The eleven chapters of the text, written by twenty-two authors who have all been involved in the work of the Obsessive-Compulsive Spectrum Sub-Work Group for the development of the DSM-5, covers a wide range of clinical situations (from accumulation disorders to tic, trichotillomania and excoriation disorders), especially considering the fundamental aspects of diagnosis, differential diagnosis and treatment. About this second point the indication that runs through the entire text is that of cognitive-behavioral therapy (Cognitive-Bahavioral Therapy [CBT]), considered as the first-line treatment together with the latest generation drugs, selective inhibitors of the re-uptake of serotonin (known as SSRI, from the English Selective Serotonin Reuptake Inhibitors).

A modest space is then reserved for what is called psychoeducation, while psychodynamic therapy is mentioned en passant only once and critically.
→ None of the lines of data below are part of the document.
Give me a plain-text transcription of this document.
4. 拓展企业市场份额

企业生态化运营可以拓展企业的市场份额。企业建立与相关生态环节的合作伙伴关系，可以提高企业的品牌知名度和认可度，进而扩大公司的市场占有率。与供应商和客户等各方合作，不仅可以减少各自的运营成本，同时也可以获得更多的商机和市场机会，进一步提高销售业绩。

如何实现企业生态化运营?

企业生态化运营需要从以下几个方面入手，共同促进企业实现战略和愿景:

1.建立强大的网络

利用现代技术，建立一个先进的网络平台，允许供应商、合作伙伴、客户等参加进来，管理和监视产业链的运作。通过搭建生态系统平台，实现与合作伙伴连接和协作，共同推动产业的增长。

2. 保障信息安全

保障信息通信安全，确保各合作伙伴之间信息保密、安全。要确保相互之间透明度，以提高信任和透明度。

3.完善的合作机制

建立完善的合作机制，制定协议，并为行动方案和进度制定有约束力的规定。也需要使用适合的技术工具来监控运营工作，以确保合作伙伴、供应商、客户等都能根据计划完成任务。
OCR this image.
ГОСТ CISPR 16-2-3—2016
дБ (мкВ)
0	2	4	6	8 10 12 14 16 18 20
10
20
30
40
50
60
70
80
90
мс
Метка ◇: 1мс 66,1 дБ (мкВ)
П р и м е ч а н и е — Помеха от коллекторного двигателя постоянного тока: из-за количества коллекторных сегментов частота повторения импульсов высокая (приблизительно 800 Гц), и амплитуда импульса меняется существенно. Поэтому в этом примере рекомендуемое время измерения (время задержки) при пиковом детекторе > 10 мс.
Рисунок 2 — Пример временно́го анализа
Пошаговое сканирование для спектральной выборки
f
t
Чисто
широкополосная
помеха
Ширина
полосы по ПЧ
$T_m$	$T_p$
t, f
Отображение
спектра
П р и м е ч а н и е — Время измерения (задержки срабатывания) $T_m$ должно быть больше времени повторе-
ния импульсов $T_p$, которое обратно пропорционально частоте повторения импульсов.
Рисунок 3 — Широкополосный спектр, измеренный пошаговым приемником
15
The interest in the complex of obsessive-compulsive disorders also arises from the spread of these problems and from the frequent situation of comorbidity (especially anxiety, depressive and bipolar disorders). The age of onset is around nineteen years and if it is not treated this disorder tends to fluctuate, exacerbating, with a high possibility of becoming chronic. Several authors of the text emphasize the high cost (social and financial) paid by the company because of the impediments that force patients affected by this condition to fail to cope with normal life commitments: as stated in the DSM-5, we estimates that, at world level, the percentage of the affected population is between 1.1% and 1.8%, with a slight prevalence of females on males, observing that the onset in the male population is often precocious, ie placed in the childhood age. The text also includes three chapters dealing with topics strongly related to obsessive and compulsive disorders, but which have been placed in other areas of the Manual in the DSM-5: tic disorders, the new version of hypochondria (called Anxiety Disorder of disease ) and obsessive-compulsive personality disorder. On some topics related to the topic covered in the text it may be useful to consult Trichotillomania, Skin Picking, and Other Body-Focused Repetitive Behaviors, signed by Jon E. Grant, Dan J. Stein, Douglas W. Woods & Nancy J. Keuthen (Washington, DC: American Psychiatric Publishing, 2012).—Psicoterapia e Scienze Umane, 2017, Vol. 51, No. 1.